Брат понимающе кивнул.
- Когда ты разберешься со всем этим, Ламбер… я тут подумал… в общем, у меня есть к тебе одно деловое предложение. Теперь я депутат Конвента, приходится изучать много бумаг, работать с корреспонденцией, готовить доклады и тому подобное.
К сожалению, я часто ощущаю отсутствие необходимого системного образования… особенно угнетает незнание иностранных языков, особенно английского…
- Кажется, я понимаю, куда ты клонишь, - улыбнулась Ламбертина, – тебе нужен переводчик.
- Именно, дорогая сестра. Переводчик, а в идеале – личный секретарь. Тот, кто систематизировал бы мои бумаги и письма и по необходимости делал бы переводы. Уж я-то знаю, что английским ты владеешь хорошо, недаром была замужем за англичанином.
- Дик часто говорил со мной на французском… но да, английский я тоже выучила, - Ламбертина кивнула.
-  Ну так что же, сестрица? – Мартин вопросительно посмотрел на нее. – Разумеется, услуги твои будут не бесплатны. Ты будешь получать точно такое же жалование, как любой секретарь, которого бы я нанял. Кроме того, сейчас я снимаю две комнаты. Одна приспособлена под мой кабинет, а во второй, довольно просторной, ты могла бы жить. Хотя бы первое время, пока не найдешь себе что-то получше.
- Ох, Мартин… - в невольном порыве Ламбертина дотронулась до камзола брата и сжала его рукав. На глазах ее выступили слёзы…
— Значит, ты согласна? – весело улыбнулся тот. – Будем с тобой работать вместе на благо революции. Не то, что наш добропорядочный семьянин Робер.
- Не знаю, как и благодарить тебя, Мартин. Надеюсь, мое присутствие тебя не очень стеснит.
- Если бы стесняло, я бы и не предлагал, сестра.
- Я думала, ты женат или живешь с женщиной, - невольно вырвалось у Ламбертины.
И увидела, что по лицу брата пробежала тень.

- Жил, - сумрачно бросил он. – Но теперь это не важно. Всё в прошлом. Что же до женитьбы, я пока не хочу этого. Да и, по правде говоря, не вижу для этого подходящей девушки.
- Извини, Мартин, - проговорила Ламбертина. – А наш Робер… я ведь была у него, он ругался на весь этот «революционный вертеп». Сетовал на тебя, что ты уехал и увез все деньги, полученные с совместной продажи зерна.
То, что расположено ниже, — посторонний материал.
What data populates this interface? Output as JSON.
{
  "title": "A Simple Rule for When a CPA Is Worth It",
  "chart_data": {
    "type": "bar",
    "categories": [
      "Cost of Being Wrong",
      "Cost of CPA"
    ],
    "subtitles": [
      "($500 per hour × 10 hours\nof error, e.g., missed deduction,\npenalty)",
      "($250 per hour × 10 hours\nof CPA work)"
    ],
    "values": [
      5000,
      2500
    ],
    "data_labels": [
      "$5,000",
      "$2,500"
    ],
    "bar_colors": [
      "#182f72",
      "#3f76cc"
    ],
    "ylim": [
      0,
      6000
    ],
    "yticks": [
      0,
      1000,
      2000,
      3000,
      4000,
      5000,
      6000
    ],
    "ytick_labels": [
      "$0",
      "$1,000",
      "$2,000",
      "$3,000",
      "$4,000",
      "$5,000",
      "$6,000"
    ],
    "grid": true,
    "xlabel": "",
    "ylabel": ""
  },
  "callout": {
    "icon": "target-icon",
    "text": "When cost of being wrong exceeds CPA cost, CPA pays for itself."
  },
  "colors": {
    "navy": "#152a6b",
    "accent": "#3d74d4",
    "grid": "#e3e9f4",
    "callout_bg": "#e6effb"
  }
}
- Нащ здоровяк Робер всё тот же… - засмеялся Мартин. – С годами он все больше напоминает мне нашего покойного отца, хорошо хоть, что не такой злой. А деньги я отослал ему через несколько месяцев, после своих первых заработков в Париже.
- Этого он мне не сказал, - в свою очередь рассмеялась Ламбертина.
- Робер никогда не понимал меня, - проговорил Мартин. – Как и отец. Они всегда считали меня ненормальным. В то время, как предел их мечтаний – тихая и до тошноты размеренная семейная жизнь, жалкий быт и болотная рутина, которые тянутся с рождения и до самого гроба. А ведь лиши их этого –  они и не будут знать, чем занять свой разум и силы. Всепоглощающий животный мирок. А на смертном одре, испуская дух, такой человек и не понимает, что вообще жил… и на что потратил свою жизнь.   

- Зато у Робера двое чудесных детишек, - примирительно произнесла Ламбертина.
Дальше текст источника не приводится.